Cherethites and the Pelethites.2 Samuel 8:18. The royal body-guard, for which office Oriental kings have always employed foreign mercenaries. Josephus calls them the body-guard (Antiq. vii. 5, § 4). The names are tribal in form, and as the Cherethites recur (Ezekiel 25:16; Zephaniah 2:5) in connection with the Philistines (comp. 1 Samuel 30:14), and the name Pelethites resembles that of Philistines, it is natural to assumo that David’s guard was recruited from two Philistine tribes. (Comp. 2 Samuel 15:18, where the Cherethites and Pelethites are mentioned along with a corps of Gittites.) The Targum of Samuel, and Syriac and Arabic of Chronicles, render “archers and slingers.”

Chief about the king. — Heb., the first at the king’s hand, or side, a paraphrase of what we read in Samuel: “were chief rulers” (kôhănîm).

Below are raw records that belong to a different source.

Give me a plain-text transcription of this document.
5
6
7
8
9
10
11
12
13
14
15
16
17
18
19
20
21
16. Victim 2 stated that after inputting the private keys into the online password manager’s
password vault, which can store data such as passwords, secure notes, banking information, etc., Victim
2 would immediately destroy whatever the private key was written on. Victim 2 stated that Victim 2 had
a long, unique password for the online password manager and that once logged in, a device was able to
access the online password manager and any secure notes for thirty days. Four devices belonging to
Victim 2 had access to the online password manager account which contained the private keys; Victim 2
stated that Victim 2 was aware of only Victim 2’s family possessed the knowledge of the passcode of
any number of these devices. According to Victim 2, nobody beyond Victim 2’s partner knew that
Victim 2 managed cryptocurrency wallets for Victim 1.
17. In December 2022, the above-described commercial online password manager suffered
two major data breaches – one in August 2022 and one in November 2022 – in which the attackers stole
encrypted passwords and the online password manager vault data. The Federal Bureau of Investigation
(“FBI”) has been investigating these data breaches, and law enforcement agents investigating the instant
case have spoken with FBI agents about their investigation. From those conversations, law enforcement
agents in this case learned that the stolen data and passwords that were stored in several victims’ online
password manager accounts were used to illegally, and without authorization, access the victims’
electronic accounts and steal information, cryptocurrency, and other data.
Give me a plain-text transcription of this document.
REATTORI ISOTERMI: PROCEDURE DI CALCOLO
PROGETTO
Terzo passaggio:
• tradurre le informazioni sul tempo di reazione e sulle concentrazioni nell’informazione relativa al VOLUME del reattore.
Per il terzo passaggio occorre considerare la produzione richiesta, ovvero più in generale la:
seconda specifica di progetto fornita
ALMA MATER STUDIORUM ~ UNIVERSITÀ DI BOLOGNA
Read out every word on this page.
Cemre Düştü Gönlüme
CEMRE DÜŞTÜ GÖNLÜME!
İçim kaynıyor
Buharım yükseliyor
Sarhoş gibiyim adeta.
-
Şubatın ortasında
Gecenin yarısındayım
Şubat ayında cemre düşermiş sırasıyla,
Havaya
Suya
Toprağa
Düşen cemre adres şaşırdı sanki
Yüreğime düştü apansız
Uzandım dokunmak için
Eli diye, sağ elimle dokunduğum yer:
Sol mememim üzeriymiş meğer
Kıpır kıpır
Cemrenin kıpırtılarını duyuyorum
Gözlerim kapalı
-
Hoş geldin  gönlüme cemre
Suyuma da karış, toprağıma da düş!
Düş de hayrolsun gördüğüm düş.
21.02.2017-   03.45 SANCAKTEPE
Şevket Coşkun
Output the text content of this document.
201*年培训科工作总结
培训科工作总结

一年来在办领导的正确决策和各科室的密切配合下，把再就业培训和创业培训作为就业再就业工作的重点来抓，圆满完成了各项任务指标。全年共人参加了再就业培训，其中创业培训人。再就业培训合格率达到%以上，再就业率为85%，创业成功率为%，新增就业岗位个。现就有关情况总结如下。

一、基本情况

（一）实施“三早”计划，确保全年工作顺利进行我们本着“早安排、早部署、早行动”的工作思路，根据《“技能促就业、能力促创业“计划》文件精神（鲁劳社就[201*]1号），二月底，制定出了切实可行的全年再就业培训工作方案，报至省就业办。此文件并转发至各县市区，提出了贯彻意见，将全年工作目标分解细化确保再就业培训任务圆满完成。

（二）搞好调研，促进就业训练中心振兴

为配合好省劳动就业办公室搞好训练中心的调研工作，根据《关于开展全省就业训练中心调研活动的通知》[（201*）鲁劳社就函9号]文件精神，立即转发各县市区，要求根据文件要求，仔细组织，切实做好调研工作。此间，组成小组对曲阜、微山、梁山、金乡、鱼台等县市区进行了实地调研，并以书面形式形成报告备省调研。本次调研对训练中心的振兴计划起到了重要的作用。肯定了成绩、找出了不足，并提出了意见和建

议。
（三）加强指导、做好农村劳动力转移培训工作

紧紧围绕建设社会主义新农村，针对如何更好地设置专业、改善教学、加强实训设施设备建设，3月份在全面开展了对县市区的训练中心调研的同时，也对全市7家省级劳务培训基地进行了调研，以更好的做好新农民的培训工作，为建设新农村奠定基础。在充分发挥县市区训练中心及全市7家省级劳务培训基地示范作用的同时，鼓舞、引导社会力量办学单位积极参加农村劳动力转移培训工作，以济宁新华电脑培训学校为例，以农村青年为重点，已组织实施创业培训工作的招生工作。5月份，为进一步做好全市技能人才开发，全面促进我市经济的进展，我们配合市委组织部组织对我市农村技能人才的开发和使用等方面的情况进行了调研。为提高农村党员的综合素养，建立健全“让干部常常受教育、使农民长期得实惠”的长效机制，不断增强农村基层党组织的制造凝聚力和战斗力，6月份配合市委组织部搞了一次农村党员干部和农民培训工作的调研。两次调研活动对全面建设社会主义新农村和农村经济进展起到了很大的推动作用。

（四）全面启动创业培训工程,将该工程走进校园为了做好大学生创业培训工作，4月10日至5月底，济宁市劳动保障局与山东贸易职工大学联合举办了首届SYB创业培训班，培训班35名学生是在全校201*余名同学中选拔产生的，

Kôhănîm is the common and only word for “priests,” and has just occurred in that sense (1 Chronicles 18:16). In 1 Kings 4:5, as well as here, the term is said to denote not a sacerdotal, but a secular “minister.” But this theory seems to be opposed to the facts of history. Under the monarchy the priests were brought into close relations with the king, owing to their judicial duties; and the chief priest of a royal sanctuary became one of the great officials of state (Amos 7:11; Amos 7:13). Such a position would be of sufficient importance to be filled by the princes of the blood. The chronicler, writing from the point of view of a later age, has substituted for the original term a phrase that would not offend contemporary feeling. In Samuel the LXX. renders “chief courtiers;” the other versions have “magnates,” except the Vulg., which has “priests.” Syriac of Chronicles, “magnates.”